Panoptic segmentation assigns:

  • A semantic label to amorphous regions, and
  • An instance ID to each countable object.

Autonomous driving benchmarks care because confusing road vs sidewalk (semantic) and merging two pedestrians into one blob (instance) cause different failure modes.


Real-world walkthrough: portrait mode

When a phone blurs the background behind a person:

  1. Camera frame enters a segmentation model (often person vs background, sometimes hair/subject refinement).
  2. Model outputs H×W mask — high values = person, low = background.
  3. App blurs pixels where mask ≈ background; keeps person sharp.
  4. Runs on-device for privacy (your face never leaves the phone for this step).

That is binary semantic segmentation in production — same family of models you will train in the project, different dataset and resolution.

App featureLikely segmentation type
Portrait blurPerson vs background (semantic)
Object cutout in editorInstance or semantic + refinement
Style transfer on face onlySegmentation-aware masking
Medical CT organ outlineSemantic (organ class per voxel)

Detection vs segmentation (do not confuse them)

DetectionSegmentation
OutputRectanglesPixel masks
ShapeCoarse — box includes background pixelsTight — follows object boundary
Good forCounting, tracking init, fast previewEditing, blur, precise area

Many pipelines use both: detector proposes regions, segmenter refines boundaries (Mask R-CNN).

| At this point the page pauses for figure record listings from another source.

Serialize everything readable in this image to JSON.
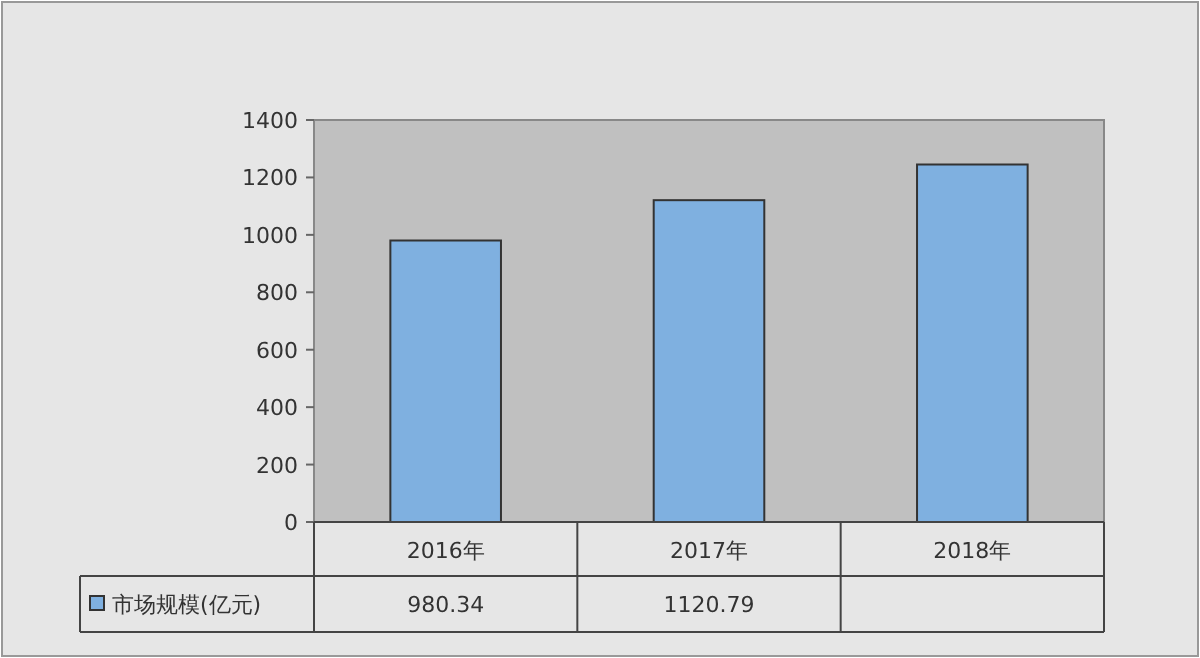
{
  "chart_data": {
    "type": "bar",
    "categories": [
      "2016年",
      "2017年",
      "2018年"
    ],
    "series": [
      {
        "name": "市场规模(亿元)",
        "color": "#7fb0e0",
        "values": [
          980.34,
          1120.79,
          1245
        ],
        "value_labels": [
          "980.34",
          "1120.79",
          null
        ]
      }
    ],
    "ylim": [
      0,
      1400
    ],
    "yticks": [
      0,
      200,
      400,
      600,
      800,
      1000,
      1200,
      1400
    ],
    "legend": "bottom"
  }
}
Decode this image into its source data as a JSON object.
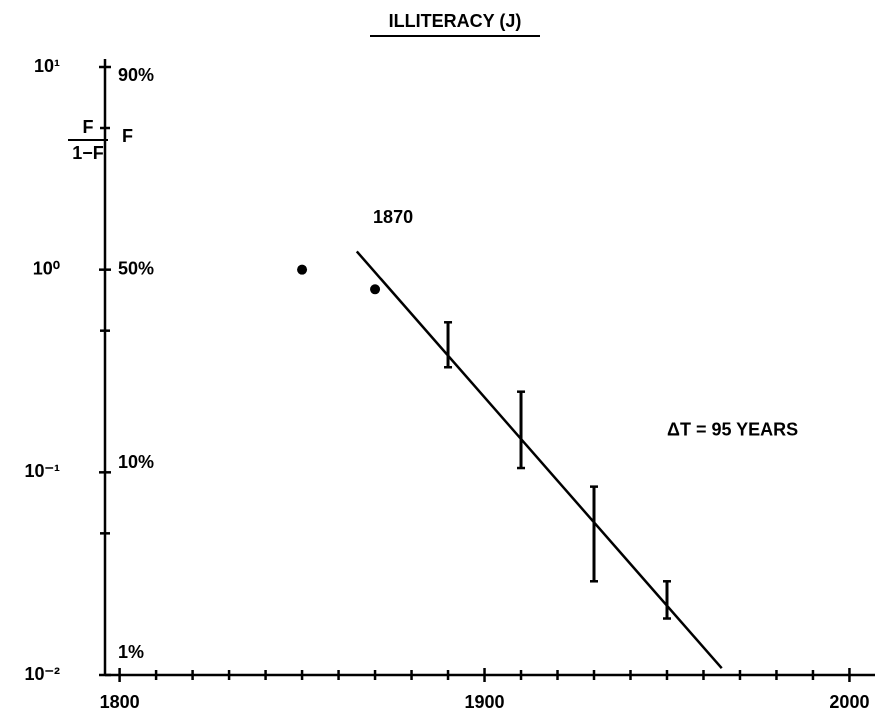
{
  "chart_data": {
    "type": "scatter",
    "title": "ILLITERACY (J)",
    "y_label_numerator": "F",
    "y_label_denominator": "1−F",
    "y2_label": "F",
    "log_y": true,
    "xlim": [
      1796,
      2007
    ],
    "xticks": [
      1800,
      1900,
      2000
    ],
    "minor_xticks": [
      1810,
      1820,
      1830,
      1840,
      1850,
      1860,
      1870,
      1880,
      1890,
      1910,
      1920,
      1930,
      1940,
      1950,
      1960,
      1970,
      1980,
      1990
    ],
    "ylim": [
      0.01,
      10
    ],
    "yticks": [
      {
        "value": 10,
        "label": "10¹"
      },
      {
        "value": 1,
        "label": "10⁰"
      },
      {
        "value": 0.1,
        "label": "10⁻¹"
      },
      {
        "value": 0.01,
        "label": "10⁻²"
      }
    ],
    "minor_yticks": [
      5,
      0.5,
      0.05
    ],
    "fticks": [
      {
        "value": 9,
        "label": "90%"
      },
      {
        "value": 1,
        "label": "50%"
      },
      {
        "value": 0.111,
        "label": "10%"
      },
      {
        "value": 0.0101,
        "label": "1%"
      }
    ],
    "color": "#000000",
    "series": [
      {
        "x": [
          1850,
          1870
        ],
        "values": [
          1.0,
          0.8
        ]
      },
      {
        "x": [
          1890,
          1910,
          1930,
          1950
        ],
        "values": [
          0.4,
          0.15,
          0.05,
          0.02
        ],
        "low": [
          0.33,
          0.105,
          0.029,
          0.019
        ],
        "high": [
          0.55,
          0.25,
          0.085,
          0.029
        ]
      },
      {
        "x": [
          1865,
          1965
        ],
        "values": [
          1.23,
          0.0108
        ]
      }
    ],
    "annotations": [
      {
        "text": "1870",
        "x": 1870,
        "y": 1.6
      },
      {
        "text": "ΔT = 95 YEARS",
        "x": 1910,
        "y": 0.16
      }
    ]
  }
}
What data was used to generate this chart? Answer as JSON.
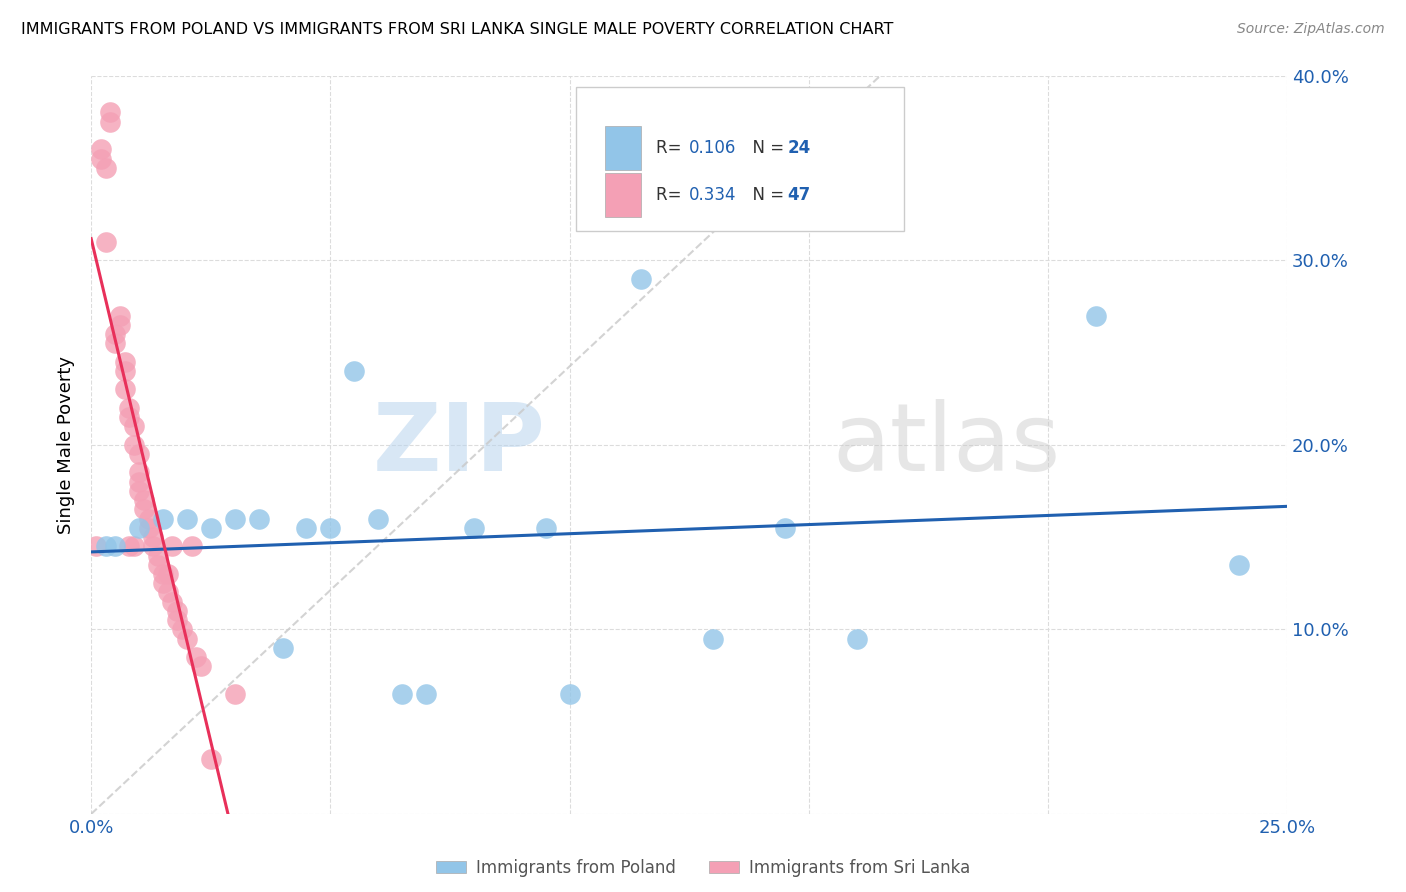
{
  "title": "IMMIGRANTS FROM POLAND VS IMMIGRANTS FROM SRI LANKA SINGLE MALE POVERTY CORRELATION CHART",
  "source": "Source: ZipAtlas.com",
  "ylabel": "Single Male Poverty",
  "xlim": [
    0.0,
    0.25
  ],
  "ylim": [
    0.0,
    0.4
  ],
  "poland_color": "#92C5E8",
  "sri_lanka_color": "#F4A0B5",
  "trend_poland_color": "#2060B0",
  "trend_sri_lanka_color": "#E8305A",
  "diagonal_color": "#C8C8C8",
  "legend_R_poland": "0.106",
  "legend_N_poland": "24",
  "legend_R_sri_lanka": "0.334",
  "legend_N_sri_lanka": "47",
  "watermark_zip": "ZIP",
  "watermark_atlas": "atlas",
  "poland_x": [
    0.003,
    0.005,
    0.01,
    0.015,
    0.02,
    0.025,
    0.03,
    0.035,
    0.04,
    0.045,
    0.05,
    0.055,
    0.06,
    0.065,
    0.07,
    0.08,
    0.095,
    0.1,
    0.115,
    0.13,
    0.145,
    0.16,
    0.21,
    0.24
  ],
  "poland_y": [
    0.145,
    0.145,
    0.155,
    0.16,
    0.16,
    0.155,
    0.16,
    0.16,
    0.09,
    0.155,
    0.155,
    0.24,
    0.16,
    0.065,
    0.065,
    0.155,
    0.155,
    0.065,
    0.29,
    0.095,
    0.155,
    0.095,
    0.27,
    0.135
  ],
  "sri_lanka_x": [
    0.001,
    0.002,
    0.002,
    0.003,
    0.003,
    0.004,
    0.004,
    0.005,
    0.005,
    0.006,
    0.006,
    0.007,
    0.007,
    0.007,
    0.008,
    0.008,
    0.008,
    0.009,
    0.009,
    0.009,
    0.01,
    0.01,
    0.01,
    0.01,
    0.011,
    0.011,
    0.012,
    0.012,
    0.013,
    0.013,
    0.014,
    0.014,
    0.015,
    0.015,
    0.016,
    0.016,
    0.017,
    0.017,
    0.018,
    0.018,
    0.019,
    0.02,
    0.021,
    0.022,
    0.023,
    0.025,
    0.03
  ],
  "sri_lanka_y": [
    0.145,
    0.36,
    0.355,
    0.35,
    0.31,
    0.38,
    0.375,
    0.26,
    0.255,
    0.27,
    0.265,
    0.245,
    0.24,
    0.23,
    0.22,
    0.215,
    0.145,
    0.21,
    0.2,
    0.145,
    0.195,
    0.185,
    0.18,
    0.175,
    0.17,
    0.165,
    0.16,
    0.155,
    0.15,
    0.145,
    0.14,
    0.135,
    0.13,
    0.125,
    0.13,
    0.12,
    0.115,
    0.145,
    0.11,
    0.105,
    0.1,
    0.095,
    0.145,
    0.085,
    0.08,
    0.03,
    0.065
  ]
}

Annotation cost — why this module matters for careers

TaskLabels per image (order of magnitude)
Classification1
Detection5–50 boxes × 5 numbers
SegmentationH × W (millions for HD)

Labeling tools (Labelbox, CVAT, Roboflow) let annotators “paint” masks. Still slow. That is why practitioners use:

  • Pretrained encoders and fine-tune heads
  • Smaller crops (256×256) for learning
  • Architectures like U-Net that work with hundreds, not millions, of training images

Common beginner mistakes

MistakeSymptom
Treating mask as independent of imageStriped or shifted predictions
Using bilinear resize on mask labelsBlended invalid class IDs (e.g. 0.7 = not a class)
Reporting pixel accuracy only“99% accurate” model that never finds the pet
Expecting instance behavior from semantic headTwo people merged into one blob

Checkpoint

  1. For a 128×128 RGB image and 3-class segmentation, what is the shape of the target mask tensor (N, ?, ?)?
  2. Semantic vs instance: two dogs in one photo — how many dog classes vs instances?
  3. Why is portrait blur a segmentation problem, not classification?

Answers (check yourself): (1) (N, 128, 128) integer class IDs. (2) One class dog, two instances. (3) You need per-pixel person vs background, not one label for the whole frame.